On November 3, 2017, the Rutgers Center for Lipid Research hosted its annual symposium entitled “Lipid Biology and Disease.” It was a full-day symposium that showcased the best and the state-of-art research findings from world-renowned and rising faculty in the center. The focus of the symposium, organized by Grace Guo of the School of Pharmacy and the Environmental and Occupational Health Sciences Institute, was the molecular regulation of lipid biology and its implications in human disease.
The symposium brought together the lipid community from across Rutgers University to discuss the state of science in the role of lipids in health and disease. The symposium was held at the New Jersey Institute for Food, Nutrition and Health on the G.H. Cook Campus at Rutgers, and featured speakers from Department of Food Science; New Jersey Institute of Food, Nutrition and Health; Institute of Metabolic Disorders; Department of Nutritional Sciences; School of Pharmacy; Environmental and Occupational Health Science Institute; Department of Surgery; and Department of Pharmacology from the School of Medicine; and Department of Biochemistry and Microbiology. The scientists shared their knowledge, results, and insights into how lipids relate to metabolic diseases. The symposium was well attended by 120 participants that represented scientists and health care professionals from New Jersey and the greater New York City area.
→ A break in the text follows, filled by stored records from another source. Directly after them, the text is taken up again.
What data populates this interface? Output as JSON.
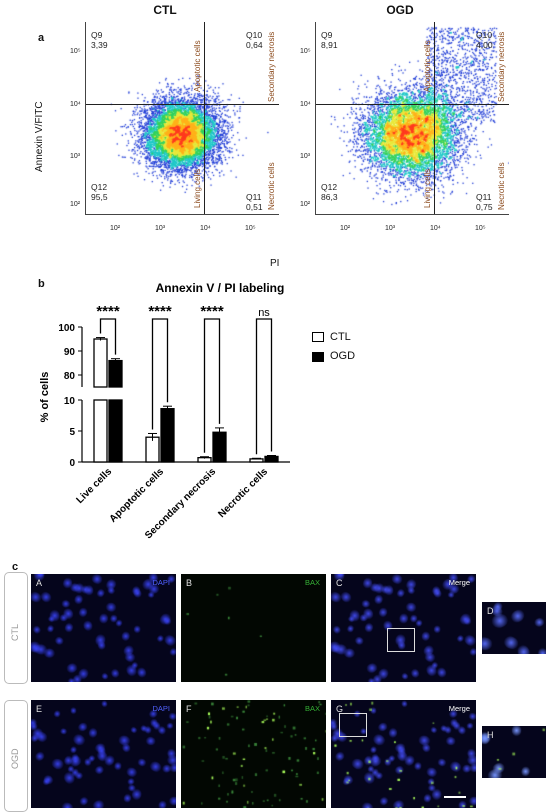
{
  "panel_a": {
    "letter": "a",
    "y_axis_label": "Annexin V/FITC",
    "x_axis_label": "PI",
    "plots": [
      {
        "title": "CTL",
        "quadrants": {
          "q9": {
            "name": "Q9",
            "value": "3,39"
          },
          "q10": {
            "name": "Q10",
            "value": "0,64"
          },
          "q11": {
            "name": "Q11",
            "value": "0,51"
          },
          "q12": {
            "name": "Q12",
            "value": "95,5"
          }
        },
        "regions": {
          "apoptotic": "Apoptotic cells",
          "secondary": "Secondary necrosis",
          "living": "Living cells",
          "necrotic": "Necrotic cells"
        }
      },
      {
        "title": "OGD",
        "quadrants": {
          "q9": {
            "name": "Q9",
            "value": "8,91"
          },
          "q10": {
            "name": "Q10",
            "value": "4,00"
          },
          "q11": {
            "name": "Q11",
            "value": "0,75"
          },
          "q12": {
            "name": "Q12",
            "value": "86,3"
          }
        },
        "regions": {
          "apoptotic": "Apoptotic cells",
          "secondary": "Secondary necrosis",
          "living": "Living cells",
          "necrotic": "Necrotic cells"
        }
      }
    ],
    "x_ticks": [
      "10²",
      "10³",
      "10⁴",
      "10⁵"
    ],
    "y_ticks": [
      "10⁵",
      "10⁴",
      "10³",
      "10²"
    ]
  },
  "panel_b": {
    "letter": "b"
  },
  "chart_data": {
    "type": "bar",
    "title": "Annexin V / PI labeling",
    "ylabel": "% of cells",
    "categories": [
      "Live cells",
      "Apoptotic cells",
      "Secondary necrosis",
      "Necrotic cells"
    ],
    "series": [
      {
        "name": "CTL",
        "values": [
          95.0,
          4.0,
          0.7,
          0.5
        ],
        "errors": [
          0.6,
          0.6,
          0.15,
          0.1
        ],
        "color": "#ffffff"
      },
      {
        "name": "OGD",
        "values": [
          86.0,
          8.6,
          4.8,
          0.9
        ],
        "errors": [
          0.8,
          0.4,
          0.7,
          0.15
        ],
        "color": "#000000"
      }
    ],
    "y_broken_axis": {
      "lower": [
        0,
        10
      ],
      "upper": [
        75,
        100
      ]
    },
    "y_ticks_lower": [
      "0",
      "5",
      "10"
    ],
    "y_ticks_upper": [
      "80",
      "90",
      "100"
    ],
    "significance": [
      "****",
      "****",
      "****",
      "ns"
    ],
    "legend_position": "right"
  },
  "panel_c": {
    "letter": "c",
    "rows": [
      {
        "condition": "CTL",
        "panels": [
          {
            "letter": "A",
            "stain": "DAPI",
            "stain_color": "#4f63ff"
          },
          {
            "letter": "B",
            "stain": "BAX",
            "stain_color": "#33b633"
          },
          {
            "letter": "C",
            "stain": "Merge",
            "stain_color": "#ffffff"
          },
          {
            "letter": "D",
            "stain": "",
            "stain_color": "#ffffff"
          }
        ]
      },
      {
        "condition": "OGD",
        "panels": [
          {
            "letter": "E",
            "stain": "DAPI",
            "stain_color": "#4f63ff"
          },
          {
            "letter": "F",
            "stain": "BAX",
            "stain_color": "#33b633"
          },
          {
            "letter": "G",
            "stain": "Merge",
            "stain_color": "#ffffff"
          },
          {
            "letter": "H",
            "stain": "",
            "stain_color": "#ffffff"
          }
        ]
      }
    ]
  }
}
In addition to the featured speakers, the symposium was energized by a lively poster session of research presented by undergraduate and graduate students and postdoctoral associates. “The spirited discussions at the poster session were a major highlight of the symposium,” said George M. Carman, director of the Rutgers Center for Lipid Research. Five poster presenters were recognized for outstanding research achievement and awarded travel funds to present their work at the next Big Ten Academic Alliance-Lipids Conference at Purdue University in February 2018.